OMIM numbers: 192600, 160760 (MYH7), 115195, 191045 (TNNT2), 115197, 600958 (MYBPC3), 613690, 191044 (TNNI3)

Dr. rer. nat. Christoph Marschall

Scientific Background

Hypertrophic cardiomyopathy (HCM) is an autosomal dominant, structural disease of the heart muscle and has a prevalence of approx. 1 in 500 within the Caucasian population. The disease is usually associated with an asymmetrical increase in muscle mass of the left ventricle with the interventricular septum being involved. The consequence is characteristic changes in ECG (q-wave, ST segment, p-wave). The phenotype ranges from benign forms, forms with reduced penetrance to malignant forms with a high risk of sudden cardiac death occurring already during childhood.

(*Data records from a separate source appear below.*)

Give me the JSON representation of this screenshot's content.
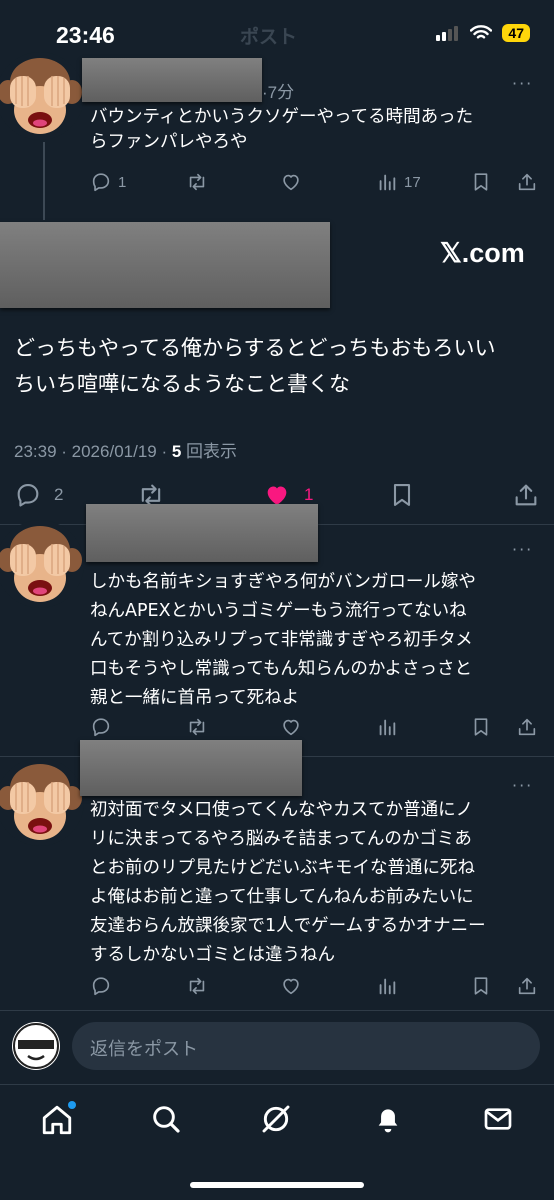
{
  "status_bar": {
    "time": "23:46",
    "faded_title": "ポスト",
    "battery": "47"
  },
  "reply_top": {
    "time_ago": "·7分",
    "text_lines": [
      "バウンティとかいうクソゲーやってる時間あった",
      "らファンパレやろや"
    ],
    "reply_count": "1",
    "view_count": "17"
  },
  "main_tweet": {
    "source": "𝕏.com",
    "text_lines": [
      "どっちもやってる俺からするとどっちもおもろいい",
      "ちいち喧嘩になるようなこと書くな"
    ],
    "timestamp": "23:39 · 2026/01/19 · ",
    "views_number": "5",
    "views_label": " 回表示",
    "reply_count": "2",
    "like_count": "1",
    "like_color": "#f91880"
  },
  "reply_2": {
    "text_lines": [
      "しかも名前キショすぎやろ何がバンガロール嫁や",
      "ねんAPEXとかいうゴミゲーもう流行ってないね",
      "んてか割り込みリプって非常識すぎやろ初手タメ",
      "口もそうやし常識ってもん知らんのかよさっさと",
      "親と一緒に首吊って死ねよ"
    ]
  },
  "reply_3": {
    "text_lines": [
      "初対面でタメ口使ってくんなやカスてか普通にノ",
      "リに決まってるやろ脳みそ詰まってんのかゴミあ",
      "とお前のリプ見たけどだいぶキモイな普通に死ね",
      "よ俺はお前と違って仕事してんねんお前みたいに",
      "友達おらん放課後家で1人でゲームするかオナニー",
      "するしかないゴミとは違うねん"
    ]
  },
  "reply_bar": {
    "placeholder": "返信をポスト"
  },
  "nav": {
    "items": [
      "home-icon",
      "search-icon",
      "grok-icon",
      "notifications-icon",
      "messages-icon"
    ]
  },
  "colors": {
    "background": "#15202b",
    "muted": "#8b98a5",
    "accent": "#1d9bf0",
    "like": "#f91880"
  }
}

The average life expectancy is 66 years; however, the prognosis depends on the underlying molecular cause.

So far, approx. 650 mutations in 15 different genes have been identified to cause HCM. All except two of them encode cardiac sarcomeric proteins. More than 85% of all mutations described so far are located in the genes for the ß-myosin heavy chain (MYH7), the myosin binding protein C (MYBPC3), troponin T (TNNT2) and troponin I (TNNI3). Approx. 50% of all mutations can be detected during the first step of the diagnostic procedure, which comprises a search for mutations in 16 exons. The current routine diagnostics enable detection of mutations in approx. 60% of all HCM cases. Deletions of single exons or entire genes are very rare (< 1% of all cases) and are therefore not analyzed.